Like Mr Hollande, Berlin favours a financial transaction tax at EU 27 level but, in case of problems, has started parallel talks about a slimmed-down levy along the lines of Britain’s stamp duty on shares.

On Mr Hollande’s fourth proposal, so-called “project bonds” to raise private funds for public investment projects, Berlin’s support depends on bonds having a full guarantee of the issuing state to protect against default – a crucial, technical distinction in German eyes. In this fast-moving crisis, the greatest political challenge to Dr Merkel’s no-growth-by-debt doctrine is no longer the French leader but her political opponents, the Social Democrats (SPD). Flushed with Sunday’s success in North Rhine-Westphalia, where voters backed the state SPD’s deficit stimulus programme, SPD politicians in Berlin have vowed to replicate that demand at federal level. This morning they will present growth proposals in Berlin. Already they are holding Dr Merkel to ransom in the Bundestag, withholding their support for the fiscal treaty until she agrees to growth measures worthy of the name.
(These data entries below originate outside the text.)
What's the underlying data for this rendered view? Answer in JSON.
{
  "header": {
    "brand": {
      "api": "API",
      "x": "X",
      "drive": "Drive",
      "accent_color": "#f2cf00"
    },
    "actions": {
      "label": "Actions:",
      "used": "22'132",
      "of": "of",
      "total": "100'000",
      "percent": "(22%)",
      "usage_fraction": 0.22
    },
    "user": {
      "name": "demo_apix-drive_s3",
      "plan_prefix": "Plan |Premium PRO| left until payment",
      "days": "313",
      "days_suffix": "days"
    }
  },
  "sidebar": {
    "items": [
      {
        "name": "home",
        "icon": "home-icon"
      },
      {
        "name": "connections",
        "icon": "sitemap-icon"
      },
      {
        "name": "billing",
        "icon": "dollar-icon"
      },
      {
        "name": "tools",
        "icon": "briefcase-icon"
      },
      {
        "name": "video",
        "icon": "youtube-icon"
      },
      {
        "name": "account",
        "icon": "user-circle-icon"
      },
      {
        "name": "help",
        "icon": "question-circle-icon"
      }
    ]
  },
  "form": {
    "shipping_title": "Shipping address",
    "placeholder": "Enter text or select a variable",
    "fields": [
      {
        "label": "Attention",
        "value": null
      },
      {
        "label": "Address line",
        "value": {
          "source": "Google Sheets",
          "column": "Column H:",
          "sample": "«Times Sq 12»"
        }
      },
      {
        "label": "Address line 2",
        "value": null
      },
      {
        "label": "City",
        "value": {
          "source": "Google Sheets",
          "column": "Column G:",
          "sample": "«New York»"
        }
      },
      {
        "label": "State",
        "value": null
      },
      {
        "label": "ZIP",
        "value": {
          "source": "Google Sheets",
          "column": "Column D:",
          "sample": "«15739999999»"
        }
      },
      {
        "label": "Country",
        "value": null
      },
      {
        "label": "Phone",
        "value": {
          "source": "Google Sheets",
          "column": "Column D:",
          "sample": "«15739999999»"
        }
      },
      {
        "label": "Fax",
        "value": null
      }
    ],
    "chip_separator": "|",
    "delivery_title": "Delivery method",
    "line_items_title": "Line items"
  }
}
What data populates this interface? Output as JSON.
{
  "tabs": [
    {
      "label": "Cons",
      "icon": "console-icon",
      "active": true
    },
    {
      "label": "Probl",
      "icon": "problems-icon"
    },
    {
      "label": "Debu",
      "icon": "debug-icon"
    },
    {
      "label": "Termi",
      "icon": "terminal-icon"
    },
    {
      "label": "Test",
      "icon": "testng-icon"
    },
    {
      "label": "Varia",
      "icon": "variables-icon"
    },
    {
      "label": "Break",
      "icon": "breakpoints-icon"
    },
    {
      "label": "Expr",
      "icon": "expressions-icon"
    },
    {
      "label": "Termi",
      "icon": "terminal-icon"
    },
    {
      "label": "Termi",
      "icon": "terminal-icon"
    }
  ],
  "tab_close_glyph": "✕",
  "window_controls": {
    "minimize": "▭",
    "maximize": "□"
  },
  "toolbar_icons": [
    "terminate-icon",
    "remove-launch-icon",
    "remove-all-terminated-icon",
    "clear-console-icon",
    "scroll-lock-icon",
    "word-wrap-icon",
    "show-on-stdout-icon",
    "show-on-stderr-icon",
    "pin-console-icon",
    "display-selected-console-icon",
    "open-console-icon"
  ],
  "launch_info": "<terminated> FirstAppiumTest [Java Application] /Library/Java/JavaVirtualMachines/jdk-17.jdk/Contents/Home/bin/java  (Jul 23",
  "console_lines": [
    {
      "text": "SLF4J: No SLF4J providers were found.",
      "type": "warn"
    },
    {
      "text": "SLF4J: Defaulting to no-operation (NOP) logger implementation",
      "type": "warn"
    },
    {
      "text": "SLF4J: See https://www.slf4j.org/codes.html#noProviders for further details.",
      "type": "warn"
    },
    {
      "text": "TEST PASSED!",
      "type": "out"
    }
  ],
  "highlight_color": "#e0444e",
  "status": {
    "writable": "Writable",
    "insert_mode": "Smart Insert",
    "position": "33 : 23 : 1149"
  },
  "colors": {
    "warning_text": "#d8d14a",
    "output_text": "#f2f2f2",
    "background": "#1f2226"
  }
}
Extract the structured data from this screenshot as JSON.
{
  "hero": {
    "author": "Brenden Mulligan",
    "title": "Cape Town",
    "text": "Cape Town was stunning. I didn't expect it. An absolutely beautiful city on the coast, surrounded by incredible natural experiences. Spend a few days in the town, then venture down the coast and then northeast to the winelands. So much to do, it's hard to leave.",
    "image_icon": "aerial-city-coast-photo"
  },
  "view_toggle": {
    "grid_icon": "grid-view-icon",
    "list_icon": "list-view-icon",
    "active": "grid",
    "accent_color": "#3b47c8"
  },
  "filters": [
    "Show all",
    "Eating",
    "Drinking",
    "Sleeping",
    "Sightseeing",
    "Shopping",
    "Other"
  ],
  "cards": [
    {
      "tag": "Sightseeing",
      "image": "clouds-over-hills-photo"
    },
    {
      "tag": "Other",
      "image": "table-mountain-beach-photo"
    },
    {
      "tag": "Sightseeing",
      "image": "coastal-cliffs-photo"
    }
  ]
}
Yet it would be a mistake to overestimate the significance of the NRW vote in Germany’s federal system, just as it is a mistake to underestimate the wily Dr Merkel.

Like her party, the German leader is well ahead in the polls; she has over a year to re-election and remains as non-ideological and pragmatic as they come. For all her tough talking, Dr Merkel is no stranger to deficit stimulus: she reacted to the 2009 financial crisis with a growth programme equivalent to 1.6 per cent of gross domestic product – almost all in borrowed money – that saw the federal deficit leap by 20 billion to over 80 billion.

Since the new year, Dr Merkel has sensed a change in the air and has begun to lay the rhetorical groundwork towards austerity-plus-growth measures.

“There is no contradiction between solid budgetary policy and growth,” she said yesterday. After the demise of Merkozy, this evening’s Merkollande debut will be a balancing act in political pragmatism.